Question

A fountain sends water to a height of 150 meters. What is the difference between the pressure of the water system and the atmospheric pressure?

Answer 1

How can we find the pressure with only one piece of data, the height of the fountain? We must make some crazy assumptions.

Bernoulli equation

Lets call point 1 the water before it leaves the fountain jet, and point 2 is the peak of the fountain water.

(P1/gamma) + (V1^2/2g) + z1 = (P2/gamma) + (V2^2/2g) + z2

z2 = 150 m
z1 = 0 m
V2 = o m/s at the peak

So we get

(P1/gamma) + (V1^2/2g) = (P2/gamma) + z2

There is no way to solve this because there is one equation and two unknowns. There may be another equation that relates the pressure and velocity of the water at point one, but I don't know one.

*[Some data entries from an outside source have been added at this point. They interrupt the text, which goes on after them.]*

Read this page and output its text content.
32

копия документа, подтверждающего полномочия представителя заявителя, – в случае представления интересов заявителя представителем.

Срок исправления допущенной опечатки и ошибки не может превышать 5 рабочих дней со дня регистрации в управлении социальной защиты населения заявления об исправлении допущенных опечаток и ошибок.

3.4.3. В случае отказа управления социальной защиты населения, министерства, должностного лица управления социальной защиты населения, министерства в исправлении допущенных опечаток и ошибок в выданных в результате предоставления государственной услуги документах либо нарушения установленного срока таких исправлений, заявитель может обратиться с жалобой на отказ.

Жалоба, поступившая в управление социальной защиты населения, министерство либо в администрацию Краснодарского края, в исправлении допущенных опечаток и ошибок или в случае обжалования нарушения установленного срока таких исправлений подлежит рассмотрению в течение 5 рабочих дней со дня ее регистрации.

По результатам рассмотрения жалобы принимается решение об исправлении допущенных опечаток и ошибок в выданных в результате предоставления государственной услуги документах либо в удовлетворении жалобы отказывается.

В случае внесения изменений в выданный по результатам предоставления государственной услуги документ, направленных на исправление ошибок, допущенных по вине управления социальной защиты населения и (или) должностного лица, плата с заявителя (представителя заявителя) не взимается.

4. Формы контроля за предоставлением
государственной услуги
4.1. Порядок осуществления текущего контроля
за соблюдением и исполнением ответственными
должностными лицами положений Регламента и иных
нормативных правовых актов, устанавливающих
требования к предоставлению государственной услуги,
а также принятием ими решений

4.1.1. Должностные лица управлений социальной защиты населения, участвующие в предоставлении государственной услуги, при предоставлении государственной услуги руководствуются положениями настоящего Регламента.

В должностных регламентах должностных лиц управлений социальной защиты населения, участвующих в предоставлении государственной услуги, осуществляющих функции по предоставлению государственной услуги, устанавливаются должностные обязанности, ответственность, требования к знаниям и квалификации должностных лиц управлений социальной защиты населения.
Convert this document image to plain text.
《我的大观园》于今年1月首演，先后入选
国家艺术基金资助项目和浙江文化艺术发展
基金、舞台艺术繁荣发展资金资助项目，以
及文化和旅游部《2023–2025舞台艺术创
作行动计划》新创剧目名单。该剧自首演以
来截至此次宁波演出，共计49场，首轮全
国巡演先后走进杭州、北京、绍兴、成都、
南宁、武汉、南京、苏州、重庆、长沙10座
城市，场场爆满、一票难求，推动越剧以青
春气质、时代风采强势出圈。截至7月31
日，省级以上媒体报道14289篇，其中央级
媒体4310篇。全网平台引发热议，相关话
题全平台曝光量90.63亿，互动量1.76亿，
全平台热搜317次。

I believe that they want you to call V1 = 0 m/s before it leaves the nozzle. Of course the water is moving in the pipe before it exits the nozzle, but maybe they are trying to simplify the problem.

If you use V1 = 0 m/s:

(P1/gamma) = (P2/gamma) + z2

(P1/gamma) - (P2/gamma) = z2

P1 - P2 = z2 * gamma

and gamma = density times gravity

P1 - P2 = 150 m * 1000 kg/m^3 * 9.81 m/s^2

P1 - P2 = 1471.5 kPa

Notice that this is similar to the static water pressure at a certain depth, P = density * gravity * depth.